Vivendi is seeking to make SFR more autonomous as the Paris-based company pushes to refocus its business on media and away from telecommunications, Roussel said yesterday at a conference organized by French daily newspaper Les Echos.
“We are ready for an IPO,” Roussel said. “It will be for Vivendi to decide, but I do think we have an equity story to tell. Given our structure and forecasts, we can do an IPO.”
Vivendi last month moved its telecommunications chief Jean-Yves Charlier to the chief executive officer role at SFR, splitting the CEO and chairman positions and bolstering leadership at the unit. SFR, France’s second-largest mobile-phone company, will seek more people to expand its board, Roussel said yesterday.
More than a year after Vivendi Chairman Jean-Rene Fourtou promised a “no-taboo” strategy review of the company’s conglomerate structure, investors are waiting for proof that management is committed to follow it through. Vivendi has said an IPO is an option for SFR, though not in the near term.
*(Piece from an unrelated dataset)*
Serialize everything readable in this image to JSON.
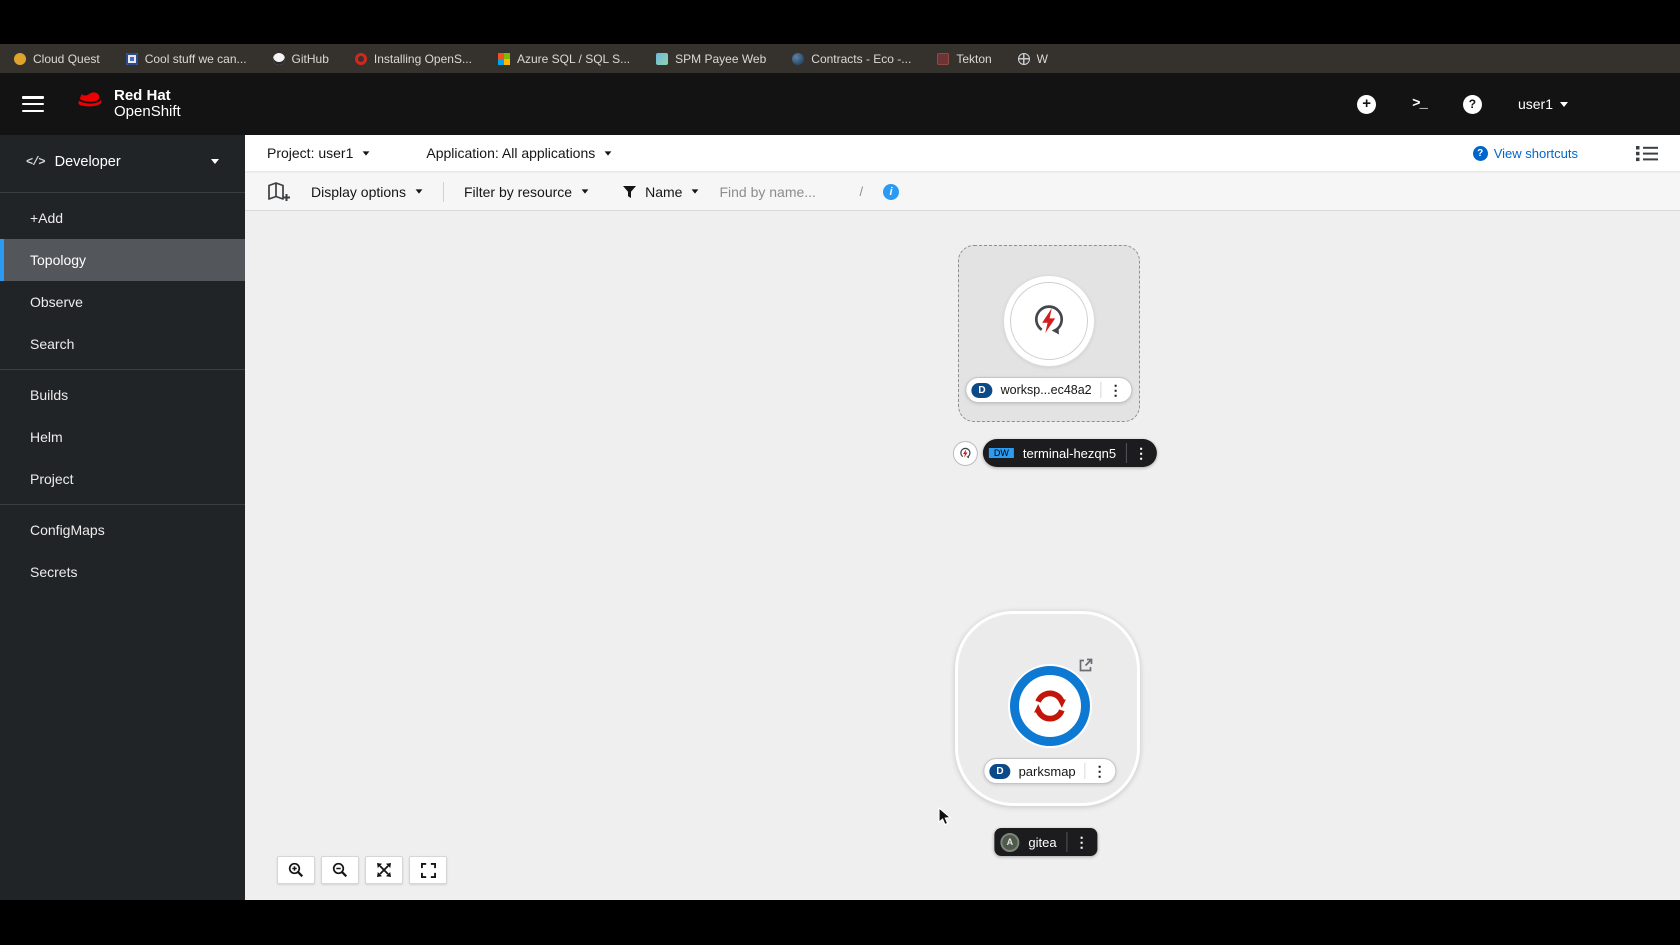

Business at the unit must first be strengthened, Philippe Capron, Vivendi’s finance chief, said in April.
SFR won’t improve its profitability this year or next as price wars in the wireless-services market continue in France, Roussel said yesterday. Competition has intensified since Iliad SA became the country’s fourth mobile carrier last year and started selling discounted phone packages starting at 2 euros per month.
SFR will continue to trim costs, Roussel said. Falling French phone bills have prompted SFR to simplify its structure and cut jobs. The unit has forecast it will lower its expenses by 500 million euros ($665 million) by the end of 2014.
“We will seek savings beyond what we have already announced,” Roussel said. “It won’t be on jobs or investments. It will be, for example, by simplifying our commercial offers.”
SFR is open to sharing parts of its network and partnering with rivals, except through mergers, Roussel said.
Vivendi owns all of SFR since it bought Vodafone Group Plc’s 44 percent share for 8 billion euros in 2011.
“It makes sense for SFR to be an autonomous company, managing its own investments and returns,” Roussel said. “Vivendi wants to make SFR more autonomous because telecommunications and content don’t have the same rhythms.”
Vivendi also owns phone companies in Morocco and Brazil and has sought to sell those assets as it looks to focus instead on content businesses: music company Universal Music Group, video-game publisher Activision Blizzard Inc. and French pay-television company Canal Plus.
Emirates Telecommunications Corp. and QSC Qatar Telecom in April submitted binding offers for Vivendi’s 53 percent share of Maroc Telecom, Morocco’s biggest phone company. A deal is targeted for completion by October, people familiar with the matter have said.
Attempts to divest Brazilian Internet operator GVT and a stake in Activision Blizzard have failed because of valuation differences or insufficient interest.
Vivendi shares dropped 13 percent in Paris trading this year to close at 14.71 euros yesterday.